Here, \(\text{PA}\) refers to the PurpleAir PM2.5 measurement, \( \text{RH}\) is the relative humidity, and \(\text{AQ}\) stands for the more exact measurement of PM2.5 made by the EPA monitors. The null hypothesis is \(\theta_2 = 0\); that is, the null model is the simpler model:

\[ \begin{aligned} \text{AQ} = \theta_0 + \theta_1 \text{PA} + ~error \end{aligned} \]

We use the linear model fitting procedure from Chapter 12 except this time, we return only the fitted coefficient.

def coeff_humidity(data):
    '''f(x) = θ₀ + θ₁PA + θ₂RH'''
    # Fit calibration model using sklearn
    X, y = data[['pm25aqs', 'rh']], data['pm25pa']
    model = LinearRegression().fit(X, y)
    [m1, m2], b = model.coef_, model.intercept_
    
    # Invert to find parameter
    theta_2 = - m2 / m1
    
    return theta_2

Our boostrap population is the training set that we created in Chapter 12). Now, we sample rows from the data frame (which is equivalent to our urn) with replacement using the chance mechansism randint. This function takes random samples with replacement from a set of integers. We use the random sample of indices to create the bootstrap sample from the data frame. Then we fit the linear model and get the coefficient for humidity (our bootstrap statistic).
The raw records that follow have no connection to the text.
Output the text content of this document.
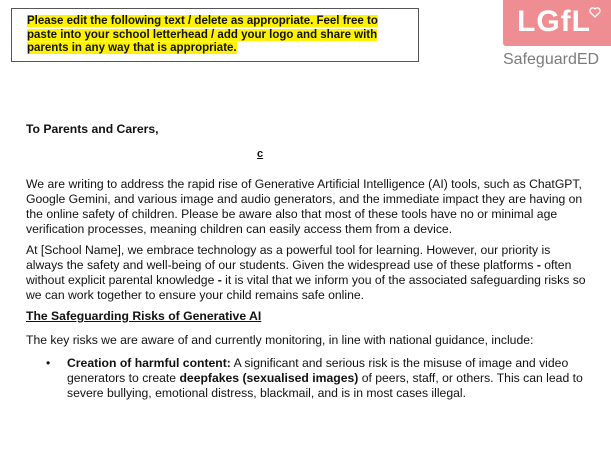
Please edit the following text / delete as appropriate. Feel free to paste into your school letterhead / add your logo and share with parents in any way that is appropriate.

LGfL
SafeguardED
c

To Parents and Carers,

We are writing to address the rapid rise of Generative Artificial Intelligence (AI) tools, such as ChatGPT, Google Gemini, and various image and audio generators, and the immediate impact they are having on the online safety of children. Please be aware also that most of these tools have no or minimal age verification processes, meaning children can easily access them from a device.

At [School Name], we embrace technology as a powerful tool for learning. However, our priority is always the safety and well-being of our students. Given the widespread use of these platforms - often without explicit parental knowledge - it is vital that we inform you of the associated safeguarding risks so we can work together to ensure your child remains safe online.

The Safeguarding Risks of Generative AI

The key risks we are aware of and currently monitoring, in line with national guidance, include:

• Creation of harmful content: A significant and serious risk is the misuse of image and video generators to create deepfakes (sexualised images) of peers, staff, or others. This can lead to severe bullying, emotional distress, blackmail, and is in most cases illegal.
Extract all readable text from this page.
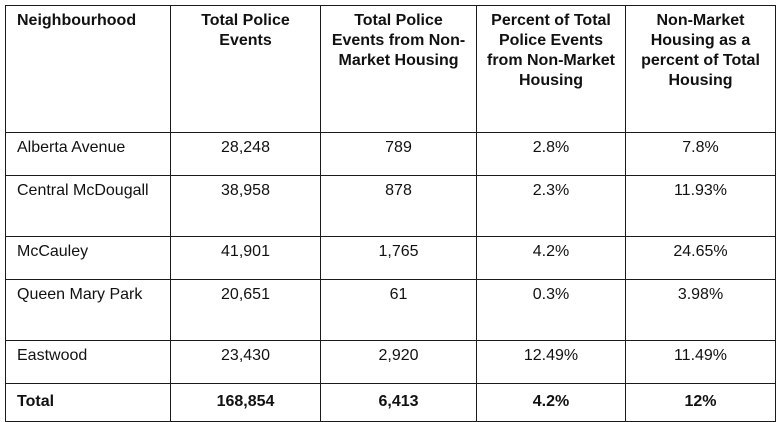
Neighbourhood	Total Police Events	Total Police Events from Non-Market Housing	Percent of Total Police Events from Non-Market Housing	Non-Market Housing as a percent of Total Housing
Alberta Avenue	28,248	789	2.8%	7.8%
Central McDougall	38,958	878	2.3%	11.93%
McCauley	41,901	1,765	4.2%	24.65%
Queen Mary Park	20,651	61	0.3%	3.98%
Eastwood	23,430	2,920	12.49%	11.49%
Total	168,854	6,413	4.2%	12%
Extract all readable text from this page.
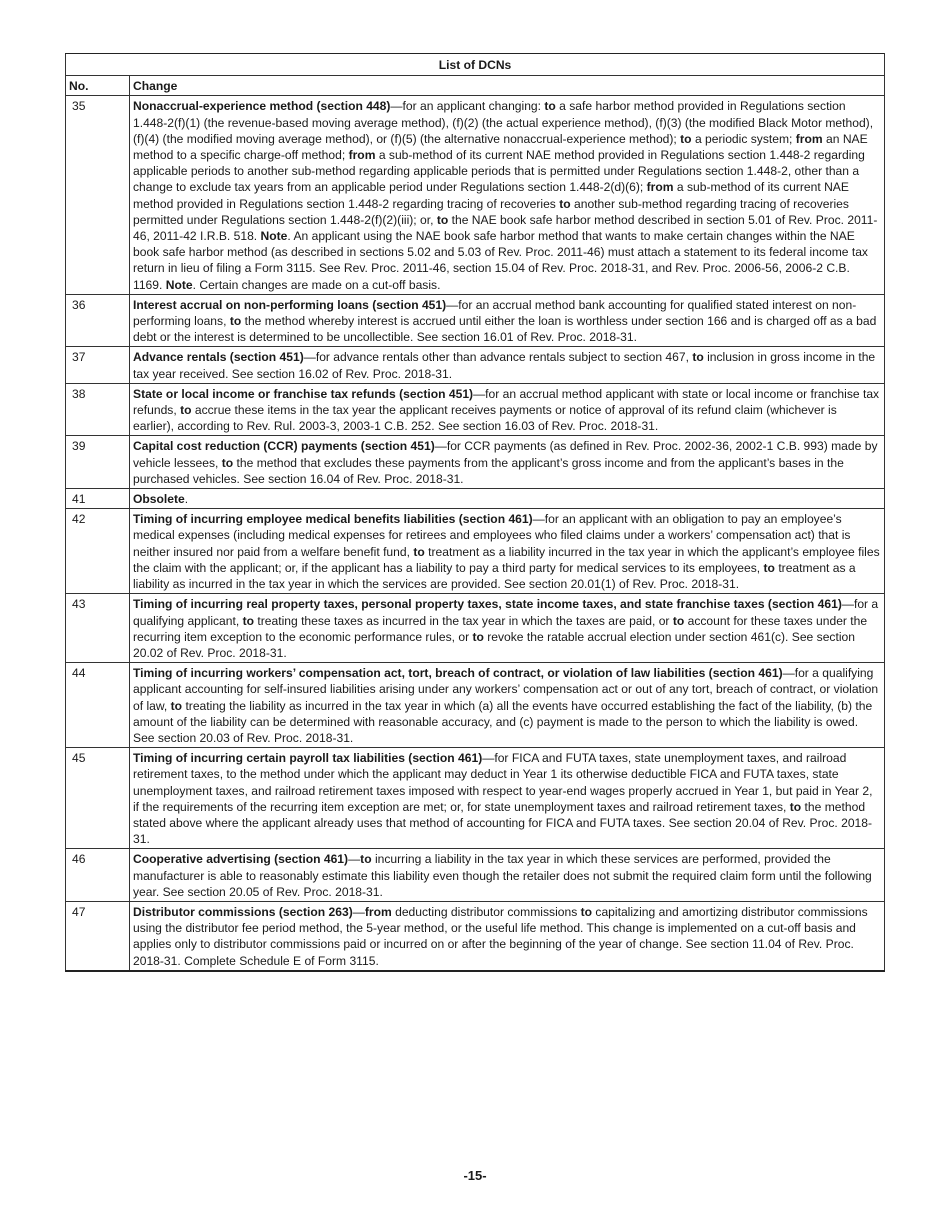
List of DCNs	
No.	Change
35	Nonaccrual-experience method (section 448)—for an applicant changing: to a safe harbor method provided in Regulations section 1.448-2(f)(1) (the revenue-based moving average method), (f)(2) (the actual experience method), (f)(3) (the modified Black Motor method), (f)(4) (the modified moving average method), or (f)(5) (the alternative nonaccrual-experience method); to a periodic system; from an NAE method to a specific charge-off method; from a sub-method of its current NAE method provided in Regulations section 1.448-2 regarding applicable periods to another sub-method regarding applicable periods that is permitted under Regulations section 1.448-2, other than a change to exclude tax years from an applicable period under Regulations section 1.448-2(d)(6); from a sub-method of its current NAE method provided in Regulations section 1.448-2 regarding tracing of recoveries to another sub-method regarding tracing of recoveries permitted under Regulations section 1.448-2(f)(2)(iii); or, to the NAE book safe harbor method described in section 5.01 of Rev. Proc. 2011-46, 2011-42 I.R.B. 518. Note. An applicant using the NAE book safe harbor method that wants to make certain changes within the NAE book safe harbor method (as described in sections 5.02 and 5.03 of Rev. Proc. 2011-46) must attach a statement to its federal income tax return in lieu of filing a Form 3115. See Rev. Proc. 2011-46, section 15.04 of Rev. Proc. 2018-31, and Rev. Proc. 2006-56, 2006-2 C.B. 1169. Note. Certain changes are made on a cut-off basis.
36	Interest accrual on non-performing loans (section 451)—for an accrual method bank accounting for qualified stated interest on non-performing loans, to the method whereby interest is accrued until either the loan is worthless under section 166 and is charged off as a bad debt or the interest is determined to be uncollectible. See section 16.01 of Rev. Proc. 2018-31.
37	Advance rentals (section 451)—for advance rentals other than advance rentals subject to section 467, to inclusion in gross income in the tax year received. See section 16.02 of Rev. Proc. 2018-31.
38	State or local income or franchise tax refunds (section 451)—for an accrual method applicant with state or local income or franchise tax refunds, to accrue these items in the tax year the applicant receives payments or notice of approval of its refund claim (whichever is earlier), according to Rev. Rul. 2003-3, 2003-1 C.B. 252. See section 16.03 of Rev. Proc. 2018-31.
39	Capital cost reduction (CCR) payments (section 451)—for CCR payments (as defined in Rev. Proc. 2002-36, 2002-1 C.B. 993) made by vehicle lessees, to the method that excludes these payments from the applicant’s gross income and from the applicant’s bases in the purchased vehicles. See section 16.04 of Rev. Proc. 2018-31.
41	Obsolete.
42	Timing of incurring employee medical benefits liabilities (section 461)—for an applicant with an obligation to pay an employee’s medical expenses (including medical expenses for retirees and employees who filed claims under a workers’ compensation act) that is neither insured nor paid from a welfare benefit fund, to treatment as a liability incurred in the tax year in which the applicant’s employee files the claim with the applicant; or, if the applicant has a liability to pay a third party for medical services to its employees, to treatment as a liability as incurred in the tax year in which the services are provided. See section 20.01(1) of Rev. Proc. 2018-31.
43	Timing of incurring real property taxes, personal property taxes, state income taxes, and state franchise taxes (section 461)—for a qualifying applicant, to treating these taxes as incurred in the tax year in which the taxes are paid, or to account for these taxes under the recurring item exception to the economic performance rules, or to revoke the ratable accrual election under section 461(c). See section 20.02 of Rev. Proc. 2018-31.
44	Timing of incurring workers’ compensation act, tort, breach of contract, or violation of law liabilities (section 461)—for a qualifying applicant accounting for self-insured liabilities arising under any workers’ compensation act or out of any tort, breach of contract, or violation of law, to treating the liability as incurred in the tax year in which (a) all the events have occurred establishing the fact of the liability, (b) the amount of the liability can be determined with reasonable accuracy, and (c) payment is made to the person to which the liability is owed. See section 20.03 of Rev. Proc. 2018-31.
45	Timing of incurring certain payroll tax liabilities (section 461)—for FICA and FUTA taxes, state unemployment taxes, and railroad retirement taxes, to the method under which the applicant may deduct in Year 1 its otherwise deductible FICA and FUTA taxes, state unemployment taxes, and railroad retirement taxes imposed with respect to year-end wages properly accrued in Year 1, but paid in Year 2, if the requirements of the recurring item exception are met; or, for state unemployment taxes and railroad retirement taxes, to the method stated above where the applicant already uses that method of accounting for FICA and FUTA taxes. See section 20.04 of Rev. Proc. 2018-31.
46	Cooperative advertising (section 461)—to incurring a liability in the tax year in which these services are performed, provided the manufacturer is able to reasonably estimate this liability even though the retailer does not submit the required claim form until the following year. See section 20.05 of Rev. Proc. 2018-31.
47	Distributor commissions (section 263)—from deducting distributor commissions to capitalizing and amortizing distributor commissions using the distributor fee period method, the 5-year method, or the useful life method. This change is implemented on a cut-off basis and applies only to distributor commissions paid or incurred on or after the beginning of the year of change. See section 11.04 of Rev. Proc. 2018-31. Complete Schedule E of Form 3115.
-15-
The boot_stat function below performs this simulation process.

from scipy.stats import randint

n = len(train)
theta_hat = coeff_humidity(train)

def boot_stat(train):
    r = randint.rvs(low=0, high=(n-1), size=n)
    theta = coeff_humidity(train.iloc[r, :])
    
    return theta

When we repeat this process 10,000 times, we get an approximation to the bootstrap sampling distribution of the bootstrap statistic (the fitted humidity coefficient).

rng = np.random.default_rng(42)

boot_theta_hat = [boot_stat(train) for _ in range(10000)]

We are interested in the shape and spread of this bootstrap sampling distribution. (We know that the center will be close to the original coefficient of \(-0.086\).)

Text(0.5, 0, 'Humidity Coefficient $\\hat{\\theta}_B$')
../../_images/inf_pred_gen_boot_12_1.svg

By design, the center of the bootstrap sampling distribution will be near \(\hat{\theta}\) because the bootstrap population consists of the observed data. The hypothesized value of \(0\) is far from the sampling distribution:

None of the 10,000 simulated regression coefficients are as large as the hypothesized coefficient. Statistical logic leads us to reject the null hypothesis that we do not need to adjust the model for humidity.

The form of the hypothesis test we performed here looks different than the earlier tests because the sampling distribution of the statistic is not centered on the null. That is because we are using the bootstrap to create the sampling distribution. We are in effect using a confidence interval for the coefficient to test the hypothesis. In the next section we introduce interval estimates more generally, including those based on the bootstrap, and we connect the concepts of hypothesis testing and confidence intervals.